Kawasaki Ha40

The Kawasaki Ha40, also known as the Army Type 2 1,100 hp Liquid Cooled In-line and Ha-60, was a license-built Daimler-Benz DB 601Aa 12-cylinder liquid-cooled inverted-vee aircraft engine.

The Imperial Japanese Army Air Service (IJAAS) selected the engine to power its Kawasaki Ki-61 fighter.

The Kawasaki Ha40 and the Aichi Atsuta were based on the engine that powered Germany's Messerschmitt Bf 109 fighter.

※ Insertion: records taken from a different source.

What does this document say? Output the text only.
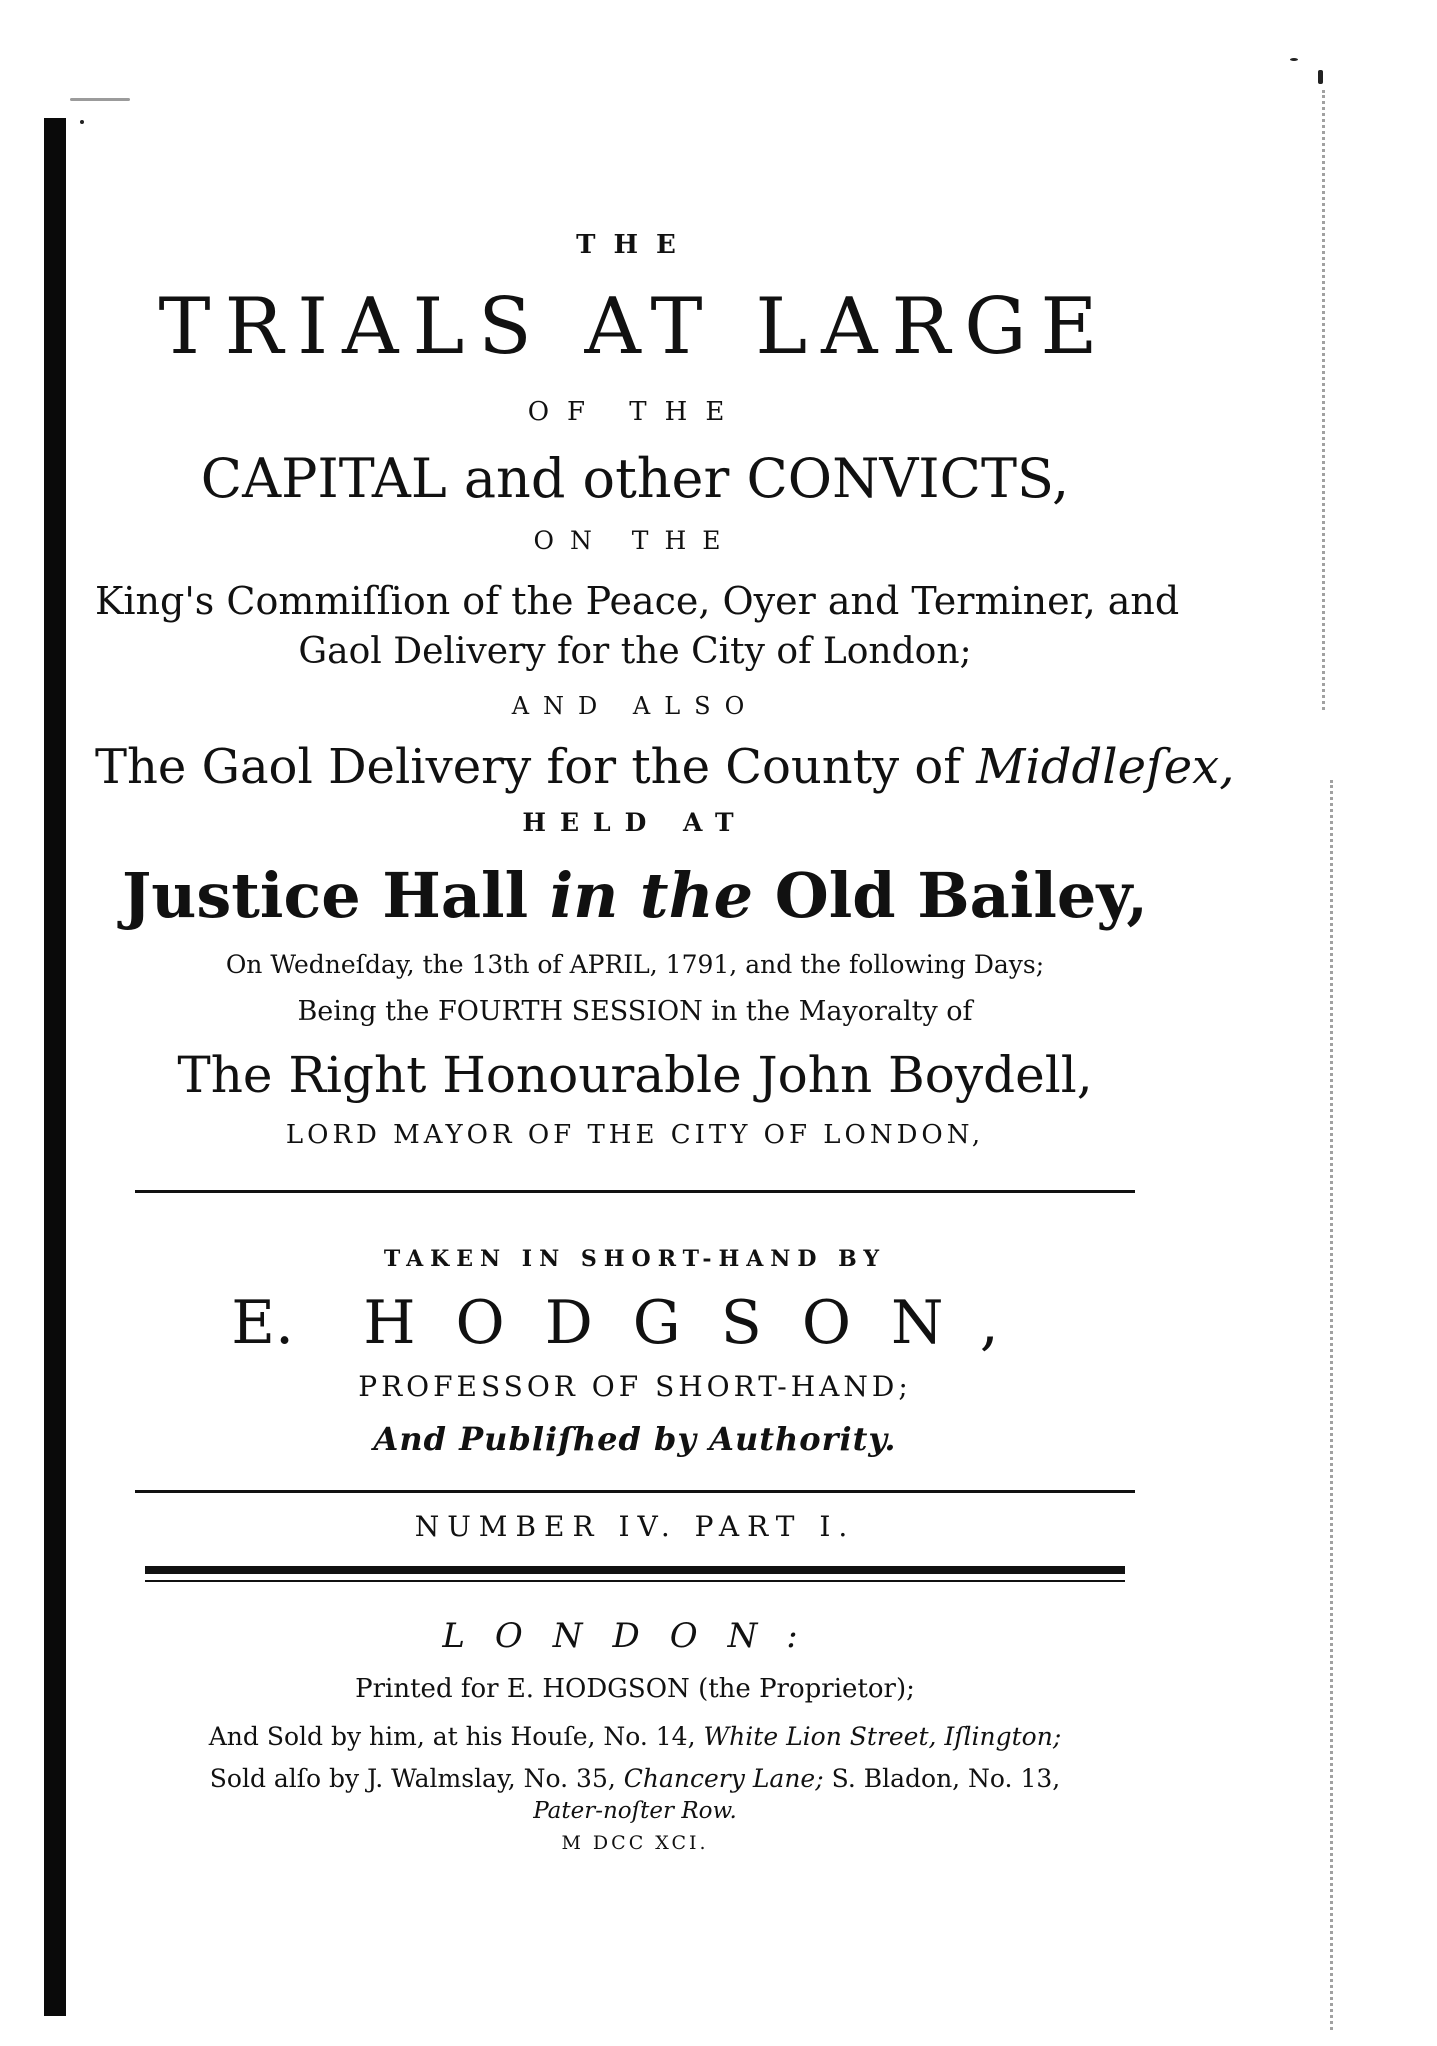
THE
TRIALS AT LARGE
OF THE
CAPITAL and other CONVICTS,
ON THE
King's Commiſſion of the Peace, Oyer and Terminer, and
Gaol Delivery for the City of London;
AND ALSO
The Gaol Delivery for the County of Middleſex,
HELD AT
Justice Hall in the Old Bailey,
On Wedneſday, the 13th of APRIL, 1791, and the following Days;
Being the FOURTH SESSION in the Mayoralty of
The Right Honourable John Boydell,
LORD MAYOR OF THE CITY OF LONDON,
TAKEN IN SHORT-HAND BY
E. HODGSON,
PROFESSOR OF SHORT-HAND;
And Publiſhed by Authority.
NUMBER IV. PART I.
LONDON:
Printed for E. HODGSON (the Proprietor);
And Sold by him, at his Houſe, No. 14, White Lion Street, Iſlington;
Sold alſo by J. Walmslay, No. 35, Chancery Lane; S. Bladon, No. 13,
Pater-noſter Row.
M DCC XCI.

Although similar to the Aichi Ha-70, where two Aichi Atsuta engines, mounted side-by-side behind the cockpit driving a single large propeller — an arrangement already used by the Daimler-Benz DB 606 that powered the Heinkel He 119 reconnaissance monoplane prototypes, and later inspired Japan's own Yokosuka R2Y reconnaissance aircraft from the seventh and eighth He 119 prototypes being sold to Japan in May 1940 — for the Japanese Ki-64, its own powerplant installation design called for the two Kawasaki Ha-40 engines to be separately mounted, one in the aircraft's nose, the other behind the cockpit.

The rear engine was connected to the nose-mounted gearbox by a long drive shaft similar to the American Bell P-39 Airacobra.

DB 601A, partially sectioned (right side)
Ha40 at the National Museum and Art Gallery, Port Moresby.
Ha40 detail, National Museum and Art Gallery, Port Moresby.